The Bank of England warns that automation could eliminate up to 15 million jobs across the UK in the coming decades. Administrative, clerical and production jobs are at highest risk.
Employment in Britain could be halved due to a “third machine age” which could bring mass automation, according to the central bank’s chief economist Andy Haldane.
Andy Haldane unveiled the research at the Trades Union Congress in London.
The conclusion was based on assessing how automation would affect existing jobs.
The bank classified jobs into three categories – those with a high (over 66%), medium (33-66%) and low (under 33%) probability of automation.
Haldane said: “For the UK, roughly a third of jobs by employment fall into each category, with those occupations most at risk including administrative, clerical and production tasks.
“Taking the probabilities of automation, and multiplying them by the numbers employed, gives a broad-brush estimate of the number of jobs potentially automatable. For the UK, that would suggest up to 15m jobs could be at risk of automation,”
He added: “Technology appears to be resulting in faster, wider and deeper degrees of hollowing-out than in the past. Why? Because 20th-century machines have substituted not just for manual human tasks but cognitive ones too. The set of human skills machines could reproduce, at lower cost, has both widened and deepened.”

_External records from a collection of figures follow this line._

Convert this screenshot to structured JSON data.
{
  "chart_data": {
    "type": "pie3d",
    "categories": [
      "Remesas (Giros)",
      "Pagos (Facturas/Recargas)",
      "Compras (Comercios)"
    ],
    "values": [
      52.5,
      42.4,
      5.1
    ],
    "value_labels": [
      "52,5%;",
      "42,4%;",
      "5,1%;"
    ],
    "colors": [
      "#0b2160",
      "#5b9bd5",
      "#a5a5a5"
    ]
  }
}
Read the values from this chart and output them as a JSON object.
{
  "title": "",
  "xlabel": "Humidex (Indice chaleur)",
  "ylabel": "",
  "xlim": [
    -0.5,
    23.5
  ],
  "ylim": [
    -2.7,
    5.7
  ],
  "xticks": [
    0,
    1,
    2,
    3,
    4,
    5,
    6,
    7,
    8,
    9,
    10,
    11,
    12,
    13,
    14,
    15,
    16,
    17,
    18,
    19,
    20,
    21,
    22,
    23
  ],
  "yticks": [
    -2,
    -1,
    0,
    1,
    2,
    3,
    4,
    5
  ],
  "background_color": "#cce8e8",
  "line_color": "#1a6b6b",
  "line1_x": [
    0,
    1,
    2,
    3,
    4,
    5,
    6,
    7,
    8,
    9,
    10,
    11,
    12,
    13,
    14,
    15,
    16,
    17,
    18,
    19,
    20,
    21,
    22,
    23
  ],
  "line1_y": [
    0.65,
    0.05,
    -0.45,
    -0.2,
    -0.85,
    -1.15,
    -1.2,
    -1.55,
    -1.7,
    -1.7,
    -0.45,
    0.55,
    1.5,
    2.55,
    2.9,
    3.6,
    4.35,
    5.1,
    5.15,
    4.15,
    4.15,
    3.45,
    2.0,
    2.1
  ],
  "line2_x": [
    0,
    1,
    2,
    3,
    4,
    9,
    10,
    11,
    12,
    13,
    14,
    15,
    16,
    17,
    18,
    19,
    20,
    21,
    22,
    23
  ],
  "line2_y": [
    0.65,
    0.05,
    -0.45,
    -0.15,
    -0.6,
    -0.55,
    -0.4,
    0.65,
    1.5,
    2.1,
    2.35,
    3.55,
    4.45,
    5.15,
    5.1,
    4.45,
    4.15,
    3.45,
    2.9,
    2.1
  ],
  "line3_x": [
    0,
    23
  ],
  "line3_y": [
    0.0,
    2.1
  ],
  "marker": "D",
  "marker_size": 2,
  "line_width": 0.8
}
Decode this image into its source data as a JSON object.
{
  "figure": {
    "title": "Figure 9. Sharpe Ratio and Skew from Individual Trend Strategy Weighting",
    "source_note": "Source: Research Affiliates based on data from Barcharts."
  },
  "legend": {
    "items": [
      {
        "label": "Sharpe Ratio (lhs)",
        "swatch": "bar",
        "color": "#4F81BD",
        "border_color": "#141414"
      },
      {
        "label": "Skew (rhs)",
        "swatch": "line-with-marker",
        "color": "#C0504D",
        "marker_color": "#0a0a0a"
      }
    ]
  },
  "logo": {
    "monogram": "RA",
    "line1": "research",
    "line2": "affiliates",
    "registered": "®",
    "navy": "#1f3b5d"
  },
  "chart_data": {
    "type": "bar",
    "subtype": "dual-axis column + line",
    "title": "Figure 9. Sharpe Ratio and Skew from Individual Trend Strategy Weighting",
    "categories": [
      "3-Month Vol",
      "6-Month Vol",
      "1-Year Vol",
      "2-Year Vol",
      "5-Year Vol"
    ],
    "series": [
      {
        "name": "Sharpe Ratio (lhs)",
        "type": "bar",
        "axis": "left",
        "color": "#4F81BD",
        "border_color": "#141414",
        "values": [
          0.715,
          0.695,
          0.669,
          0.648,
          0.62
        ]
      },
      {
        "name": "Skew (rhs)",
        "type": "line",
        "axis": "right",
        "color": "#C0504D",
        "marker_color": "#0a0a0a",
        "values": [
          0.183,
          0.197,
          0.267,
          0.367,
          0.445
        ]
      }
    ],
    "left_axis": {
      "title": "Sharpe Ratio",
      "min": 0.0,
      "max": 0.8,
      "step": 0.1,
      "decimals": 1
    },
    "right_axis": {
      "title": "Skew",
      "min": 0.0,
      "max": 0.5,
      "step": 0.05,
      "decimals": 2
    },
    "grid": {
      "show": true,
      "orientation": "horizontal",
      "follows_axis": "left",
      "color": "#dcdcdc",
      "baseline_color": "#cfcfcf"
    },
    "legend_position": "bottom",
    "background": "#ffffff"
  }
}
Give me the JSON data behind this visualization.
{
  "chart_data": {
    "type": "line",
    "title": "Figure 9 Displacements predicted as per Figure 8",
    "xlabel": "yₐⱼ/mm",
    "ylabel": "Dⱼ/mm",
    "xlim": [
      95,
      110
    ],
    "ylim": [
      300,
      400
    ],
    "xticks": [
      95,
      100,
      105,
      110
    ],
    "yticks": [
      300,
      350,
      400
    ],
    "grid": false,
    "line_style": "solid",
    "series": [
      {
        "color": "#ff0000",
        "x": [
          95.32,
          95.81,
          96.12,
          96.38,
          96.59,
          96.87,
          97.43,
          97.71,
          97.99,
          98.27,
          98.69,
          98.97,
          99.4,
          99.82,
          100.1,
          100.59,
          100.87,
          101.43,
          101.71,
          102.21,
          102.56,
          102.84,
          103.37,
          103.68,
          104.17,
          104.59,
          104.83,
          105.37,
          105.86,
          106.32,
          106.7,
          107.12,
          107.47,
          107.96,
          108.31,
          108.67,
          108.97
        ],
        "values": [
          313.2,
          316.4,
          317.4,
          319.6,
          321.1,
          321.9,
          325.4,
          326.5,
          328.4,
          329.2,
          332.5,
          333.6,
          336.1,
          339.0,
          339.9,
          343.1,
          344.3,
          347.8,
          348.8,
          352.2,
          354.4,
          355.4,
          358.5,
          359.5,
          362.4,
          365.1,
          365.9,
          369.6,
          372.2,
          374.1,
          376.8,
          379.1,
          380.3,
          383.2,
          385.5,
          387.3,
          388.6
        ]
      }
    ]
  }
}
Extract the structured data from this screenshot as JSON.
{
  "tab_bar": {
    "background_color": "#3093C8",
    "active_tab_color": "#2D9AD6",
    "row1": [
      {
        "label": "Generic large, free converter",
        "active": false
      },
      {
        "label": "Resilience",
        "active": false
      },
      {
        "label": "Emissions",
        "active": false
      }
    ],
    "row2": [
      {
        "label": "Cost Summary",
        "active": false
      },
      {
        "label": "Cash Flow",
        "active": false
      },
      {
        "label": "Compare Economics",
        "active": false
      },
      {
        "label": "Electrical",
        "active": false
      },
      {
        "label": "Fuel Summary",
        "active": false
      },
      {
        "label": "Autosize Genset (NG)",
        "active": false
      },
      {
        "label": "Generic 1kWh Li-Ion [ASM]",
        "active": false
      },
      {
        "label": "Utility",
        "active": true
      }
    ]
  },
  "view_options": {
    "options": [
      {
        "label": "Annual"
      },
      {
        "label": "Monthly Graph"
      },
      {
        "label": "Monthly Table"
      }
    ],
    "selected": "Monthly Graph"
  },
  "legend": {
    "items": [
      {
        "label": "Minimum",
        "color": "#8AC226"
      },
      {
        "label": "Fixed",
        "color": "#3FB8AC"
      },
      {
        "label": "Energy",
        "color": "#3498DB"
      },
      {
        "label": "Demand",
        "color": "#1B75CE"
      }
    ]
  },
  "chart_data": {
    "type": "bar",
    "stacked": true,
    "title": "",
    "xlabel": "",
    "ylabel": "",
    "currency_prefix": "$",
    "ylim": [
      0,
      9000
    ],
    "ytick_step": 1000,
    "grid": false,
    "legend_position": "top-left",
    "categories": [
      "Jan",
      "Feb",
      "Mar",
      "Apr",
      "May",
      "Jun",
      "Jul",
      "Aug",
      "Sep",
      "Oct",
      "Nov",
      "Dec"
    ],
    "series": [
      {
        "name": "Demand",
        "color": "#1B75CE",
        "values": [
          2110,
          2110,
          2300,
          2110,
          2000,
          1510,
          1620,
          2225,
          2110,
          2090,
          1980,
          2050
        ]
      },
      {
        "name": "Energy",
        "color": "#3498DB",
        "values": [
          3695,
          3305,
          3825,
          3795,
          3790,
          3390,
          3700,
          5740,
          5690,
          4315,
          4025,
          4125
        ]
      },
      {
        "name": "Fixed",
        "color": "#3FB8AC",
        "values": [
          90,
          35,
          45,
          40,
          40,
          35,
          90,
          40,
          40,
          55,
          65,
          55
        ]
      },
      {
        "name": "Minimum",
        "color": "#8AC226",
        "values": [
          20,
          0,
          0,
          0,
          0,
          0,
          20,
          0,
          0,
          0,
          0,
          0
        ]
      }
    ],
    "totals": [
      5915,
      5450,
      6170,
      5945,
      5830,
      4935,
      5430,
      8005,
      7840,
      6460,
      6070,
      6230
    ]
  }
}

Haldane said that automation will have an adverse affect on inequality, highlighting the fact that automation will mainly impact low-paying jobs. “Those most at risk from automation tend, on average, to have the lowest wage” he said.
Haldane pointed out that in response to the rise of automation there should be more focus on training people in areas where humans have a clear advantage, such as tasks requiring a certain level reasoning and creativity.
“In a world in which machines came to dominate tasks involving core cognitive processing, the importance of, and skill premium attached to, non-cognitive skills is likely to rise…yet our education system, at present, has a strongly cognitive slant” he said. “Perhaps in future that will need to change, with as much effort put into cultivating social CVs as academic ones.”